Malheureusement nous sommes encore très loin de l’Europe sociale. Aujourd’hui l’Union européenne est devenue une machine pour démanteler les grandes réalisations des travailleurs et travailleuses qui ont été consacrées dans la plupart de nos pays. L’Europe sociale est encore à construire ; c’est l’Europe basée sur la législation du travail, les systèmes du bien-être, sur des systèmes qui garantissent les pensions pour les personnes âgées, des prestations aux exclus et aux plus désavantagés, et qui assurent l’accès universel public et gratuit aux services fondamentaux. Malheureusement, cette Europe a très peu à avoir avec l’actuelle Union européenne.

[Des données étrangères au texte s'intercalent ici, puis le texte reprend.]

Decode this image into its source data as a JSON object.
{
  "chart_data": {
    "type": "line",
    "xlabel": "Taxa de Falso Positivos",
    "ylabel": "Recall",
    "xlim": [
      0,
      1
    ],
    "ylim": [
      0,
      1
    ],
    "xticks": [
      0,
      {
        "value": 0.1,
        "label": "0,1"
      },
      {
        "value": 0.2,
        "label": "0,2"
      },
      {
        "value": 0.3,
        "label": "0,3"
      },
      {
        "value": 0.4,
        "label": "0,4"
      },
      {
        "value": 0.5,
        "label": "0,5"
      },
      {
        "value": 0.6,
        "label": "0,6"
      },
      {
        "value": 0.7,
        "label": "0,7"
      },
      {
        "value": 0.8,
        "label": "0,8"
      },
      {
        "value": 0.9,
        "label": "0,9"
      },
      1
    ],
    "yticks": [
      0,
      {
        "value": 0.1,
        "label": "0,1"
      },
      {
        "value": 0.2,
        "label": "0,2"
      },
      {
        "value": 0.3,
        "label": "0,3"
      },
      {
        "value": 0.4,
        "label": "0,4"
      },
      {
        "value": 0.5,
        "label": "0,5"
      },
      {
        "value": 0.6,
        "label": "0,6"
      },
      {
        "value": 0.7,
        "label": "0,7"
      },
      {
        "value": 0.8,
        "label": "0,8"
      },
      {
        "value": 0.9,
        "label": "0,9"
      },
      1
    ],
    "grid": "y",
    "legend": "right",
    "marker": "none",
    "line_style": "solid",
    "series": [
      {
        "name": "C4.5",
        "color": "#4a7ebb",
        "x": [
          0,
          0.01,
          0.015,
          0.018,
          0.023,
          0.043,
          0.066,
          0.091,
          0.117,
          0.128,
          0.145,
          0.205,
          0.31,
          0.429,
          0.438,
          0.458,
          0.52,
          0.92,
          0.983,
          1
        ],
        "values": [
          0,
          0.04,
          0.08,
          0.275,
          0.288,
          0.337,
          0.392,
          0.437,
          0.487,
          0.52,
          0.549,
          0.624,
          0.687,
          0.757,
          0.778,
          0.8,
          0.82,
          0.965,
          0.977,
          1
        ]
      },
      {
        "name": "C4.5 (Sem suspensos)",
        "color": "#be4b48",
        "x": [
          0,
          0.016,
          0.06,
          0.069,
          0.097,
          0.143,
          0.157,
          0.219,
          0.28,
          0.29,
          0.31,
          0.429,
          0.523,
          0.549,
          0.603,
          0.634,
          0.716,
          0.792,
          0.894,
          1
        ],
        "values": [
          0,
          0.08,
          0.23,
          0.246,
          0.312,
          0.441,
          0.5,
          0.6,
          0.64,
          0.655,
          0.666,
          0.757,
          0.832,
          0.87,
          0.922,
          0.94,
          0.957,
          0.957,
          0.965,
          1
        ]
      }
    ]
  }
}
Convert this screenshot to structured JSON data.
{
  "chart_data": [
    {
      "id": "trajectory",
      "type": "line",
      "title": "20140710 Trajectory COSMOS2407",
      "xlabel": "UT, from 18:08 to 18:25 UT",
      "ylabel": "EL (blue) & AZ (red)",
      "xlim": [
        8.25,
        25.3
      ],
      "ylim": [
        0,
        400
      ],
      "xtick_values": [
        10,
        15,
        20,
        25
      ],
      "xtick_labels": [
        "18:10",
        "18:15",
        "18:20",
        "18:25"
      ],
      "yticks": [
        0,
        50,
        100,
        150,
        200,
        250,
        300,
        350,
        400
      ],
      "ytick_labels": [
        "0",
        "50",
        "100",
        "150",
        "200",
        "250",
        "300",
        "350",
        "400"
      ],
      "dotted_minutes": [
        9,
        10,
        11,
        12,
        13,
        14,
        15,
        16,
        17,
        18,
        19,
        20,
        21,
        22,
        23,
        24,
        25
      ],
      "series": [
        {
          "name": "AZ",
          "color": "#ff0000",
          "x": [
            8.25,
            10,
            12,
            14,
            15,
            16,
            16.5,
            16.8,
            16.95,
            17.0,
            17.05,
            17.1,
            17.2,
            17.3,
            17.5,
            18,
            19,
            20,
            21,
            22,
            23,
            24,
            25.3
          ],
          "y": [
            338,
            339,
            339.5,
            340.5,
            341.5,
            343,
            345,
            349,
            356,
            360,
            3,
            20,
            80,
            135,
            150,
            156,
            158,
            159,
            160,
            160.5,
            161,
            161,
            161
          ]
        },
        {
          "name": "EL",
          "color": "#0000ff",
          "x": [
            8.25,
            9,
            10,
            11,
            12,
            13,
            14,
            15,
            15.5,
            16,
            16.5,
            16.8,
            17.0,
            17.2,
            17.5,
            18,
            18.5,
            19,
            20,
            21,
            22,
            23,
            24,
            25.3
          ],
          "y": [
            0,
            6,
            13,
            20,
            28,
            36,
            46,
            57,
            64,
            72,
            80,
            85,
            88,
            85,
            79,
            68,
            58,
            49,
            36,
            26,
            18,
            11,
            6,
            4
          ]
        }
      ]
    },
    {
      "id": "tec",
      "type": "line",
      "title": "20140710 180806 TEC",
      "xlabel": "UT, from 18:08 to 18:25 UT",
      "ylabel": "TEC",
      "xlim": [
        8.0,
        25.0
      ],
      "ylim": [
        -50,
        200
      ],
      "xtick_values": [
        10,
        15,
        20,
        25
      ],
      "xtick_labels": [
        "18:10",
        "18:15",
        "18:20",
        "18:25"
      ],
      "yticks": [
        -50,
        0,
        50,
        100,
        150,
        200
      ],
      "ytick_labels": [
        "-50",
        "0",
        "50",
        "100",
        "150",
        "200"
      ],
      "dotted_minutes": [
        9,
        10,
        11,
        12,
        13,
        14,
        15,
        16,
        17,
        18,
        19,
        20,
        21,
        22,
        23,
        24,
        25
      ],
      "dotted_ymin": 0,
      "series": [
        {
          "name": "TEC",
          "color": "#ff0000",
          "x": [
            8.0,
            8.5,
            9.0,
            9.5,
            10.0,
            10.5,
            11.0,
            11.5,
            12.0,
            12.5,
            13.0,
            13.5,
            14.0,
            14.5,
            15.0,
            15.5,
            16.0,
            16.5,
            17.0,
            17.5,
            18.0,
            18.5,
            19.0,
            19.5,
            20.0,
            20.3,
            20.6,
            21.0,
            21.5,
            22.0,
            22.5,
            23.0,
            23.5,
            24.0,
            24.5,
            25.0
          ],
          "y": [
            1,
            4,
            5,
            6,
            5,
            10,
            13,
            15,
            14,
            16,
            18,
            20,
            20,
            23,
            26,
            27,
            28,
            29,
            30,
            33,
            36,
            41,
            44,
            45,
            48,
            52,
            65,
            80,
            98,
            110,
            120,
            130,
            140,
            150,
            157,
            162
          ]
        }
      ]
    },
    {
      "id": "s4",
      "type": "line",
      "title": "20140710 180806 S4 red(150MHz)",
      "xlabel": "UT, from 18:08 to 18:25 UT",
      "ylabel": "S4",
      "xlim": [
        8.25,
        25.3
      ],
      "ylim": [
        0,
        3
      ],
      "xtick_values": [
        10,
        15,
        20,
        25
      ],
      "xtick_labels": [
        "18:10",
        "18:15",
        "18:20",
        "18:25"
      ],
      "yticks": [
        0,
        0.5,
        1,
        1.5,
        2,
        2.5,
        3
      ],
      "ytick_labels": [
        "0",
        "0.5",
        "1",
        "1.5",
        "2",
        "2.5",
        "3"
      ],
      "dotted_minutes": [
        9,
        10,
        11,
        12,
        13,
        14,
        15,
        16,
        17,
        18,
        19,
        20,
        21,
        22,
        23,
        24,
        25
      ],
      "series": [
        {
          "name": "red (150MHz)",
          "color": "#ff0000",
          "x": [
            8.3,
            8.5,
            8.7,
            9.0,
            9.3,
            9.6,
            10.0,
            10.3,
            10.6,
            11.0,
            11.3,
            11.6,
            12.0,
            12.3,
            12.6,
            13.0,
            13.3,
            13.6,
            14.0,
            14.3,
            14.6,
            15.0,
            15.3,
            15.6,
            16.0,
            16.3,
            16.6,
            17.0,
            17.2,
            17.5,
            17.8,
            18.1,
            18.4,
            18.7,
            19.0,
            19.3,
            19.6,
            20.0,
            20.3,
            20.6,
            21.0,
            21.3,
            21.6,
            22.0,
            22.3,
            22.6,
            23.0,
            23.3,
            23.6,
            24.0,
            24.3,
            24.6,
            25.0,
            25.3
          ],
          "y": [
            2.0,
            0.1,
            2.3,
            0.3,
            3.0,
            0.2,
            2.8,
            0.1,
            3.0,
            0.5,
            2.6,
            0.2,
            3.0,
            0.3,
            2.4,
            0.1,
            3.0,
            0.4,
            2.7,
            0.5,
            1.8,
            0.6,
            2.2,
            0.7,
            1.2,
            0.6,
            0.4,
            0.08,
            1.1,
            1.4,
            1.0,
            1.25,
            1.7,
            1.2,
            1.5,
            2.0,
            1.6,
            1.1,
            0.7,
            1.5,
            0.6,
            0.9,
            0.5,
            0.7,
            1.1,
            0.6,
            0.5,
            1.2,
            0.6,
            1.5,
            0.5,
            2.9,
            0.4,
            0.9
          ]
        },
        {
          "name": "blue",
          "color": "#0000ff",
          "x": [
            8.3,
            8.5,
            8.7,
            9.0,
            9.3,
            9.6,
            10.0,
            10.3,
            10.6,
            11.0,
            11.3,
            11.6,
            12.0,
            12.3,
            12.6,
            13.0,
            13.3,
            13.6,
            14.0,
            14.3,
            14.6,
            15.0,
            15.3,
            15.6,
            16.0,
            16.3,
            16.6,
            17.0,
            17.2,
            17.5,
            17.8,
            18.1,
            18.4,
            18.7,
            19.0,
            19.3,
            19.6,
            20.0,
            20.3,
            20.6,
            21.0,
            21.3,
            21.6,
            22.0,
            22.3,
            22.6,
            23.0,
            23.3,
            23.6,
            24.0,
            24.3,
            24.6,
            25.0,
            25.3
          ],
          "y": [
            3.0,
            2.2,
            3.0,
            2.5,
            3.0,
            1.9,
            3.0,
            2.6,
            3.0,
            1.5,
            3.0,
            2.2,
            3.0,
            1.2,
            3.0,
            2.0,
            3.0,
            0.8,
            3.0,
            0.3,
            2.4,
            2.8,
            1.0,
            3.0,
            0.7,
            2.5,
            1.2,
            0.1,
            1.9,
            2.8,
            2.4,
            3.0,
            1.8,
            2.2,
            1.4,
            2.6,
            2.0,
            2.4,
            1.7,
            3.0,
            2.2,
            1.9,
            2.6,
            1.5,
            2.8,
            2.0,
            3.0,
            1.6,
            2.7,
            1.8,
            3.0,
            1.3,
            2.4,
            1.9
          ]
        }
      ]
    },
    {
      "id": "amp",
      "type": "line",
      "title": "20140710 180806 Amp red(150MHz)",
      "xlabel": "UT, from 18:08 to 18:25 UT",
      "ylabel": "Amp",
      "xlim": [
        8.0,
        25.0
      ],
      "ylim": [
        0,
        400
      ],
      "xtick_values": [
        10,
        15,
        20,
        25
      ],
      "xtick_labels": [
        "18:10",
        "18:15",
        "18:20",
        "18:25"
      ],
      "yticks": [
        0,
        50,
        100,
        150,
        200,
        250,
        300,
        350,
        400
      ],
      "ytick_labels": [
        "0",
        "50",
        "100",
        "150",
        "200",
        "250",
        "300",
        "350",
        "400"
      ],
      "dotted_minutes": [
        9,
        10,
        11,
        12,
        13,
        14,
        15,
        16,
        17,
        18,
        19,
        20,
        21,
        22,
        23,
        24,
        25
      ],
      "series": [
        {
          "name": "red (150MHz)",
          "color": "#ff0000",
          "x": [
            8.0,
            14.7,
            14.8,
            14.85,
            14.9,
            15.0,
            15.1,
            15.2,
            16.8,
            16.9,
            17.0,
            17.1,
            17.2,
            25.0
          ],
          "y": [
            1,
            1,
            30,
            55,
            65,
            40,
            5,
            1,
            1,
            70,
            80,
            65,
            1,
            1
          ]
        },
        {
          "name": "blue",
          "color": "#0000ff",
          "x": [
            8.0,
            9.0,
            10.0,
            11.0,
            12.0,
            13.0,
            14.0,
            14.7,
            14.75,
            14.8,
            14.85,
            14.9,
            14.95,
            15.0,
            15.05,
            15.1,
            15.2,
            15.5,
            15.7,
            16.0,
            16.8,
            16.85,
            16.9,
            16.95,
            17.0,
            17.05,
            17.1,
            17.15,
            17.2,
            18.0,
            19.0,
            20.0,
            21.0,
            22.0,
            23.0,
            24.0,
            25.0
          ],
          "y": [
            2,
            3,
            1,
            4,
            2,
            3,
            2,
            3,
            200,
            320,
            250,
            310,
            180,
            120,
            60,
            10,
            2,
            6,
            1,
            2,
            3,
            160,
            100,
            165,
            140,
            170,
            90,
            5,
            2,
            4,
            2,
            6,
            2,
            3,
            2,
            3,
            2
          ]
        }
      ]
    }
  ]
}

Dans les dernières années, l’Union européenne a été utilisée pour l’extrême opposé, pour attaquer le système de bien-être à partir des mesures d’austérité et une supposée discipline fiscale qui a réduit les droits sociaux et ceux des salariés. Des droits qu’il a fallu de nombreuses années pour conquérir. La façon dont certains dirigeants européens ont traité la crise grecque et le mépris pour le peuple grec est le meilleur exemple de ce qui se passe de nos jours. À l’ICV nous travaillons et croyons depuis longtemps qu’il y a un autre chemin, celui de l’Europe sociale, où les intérêts des personnes sont prioritaires aux intérêts économiques, où l’on veille pour que les législations approuvées ne génèrent plus d’inégalités.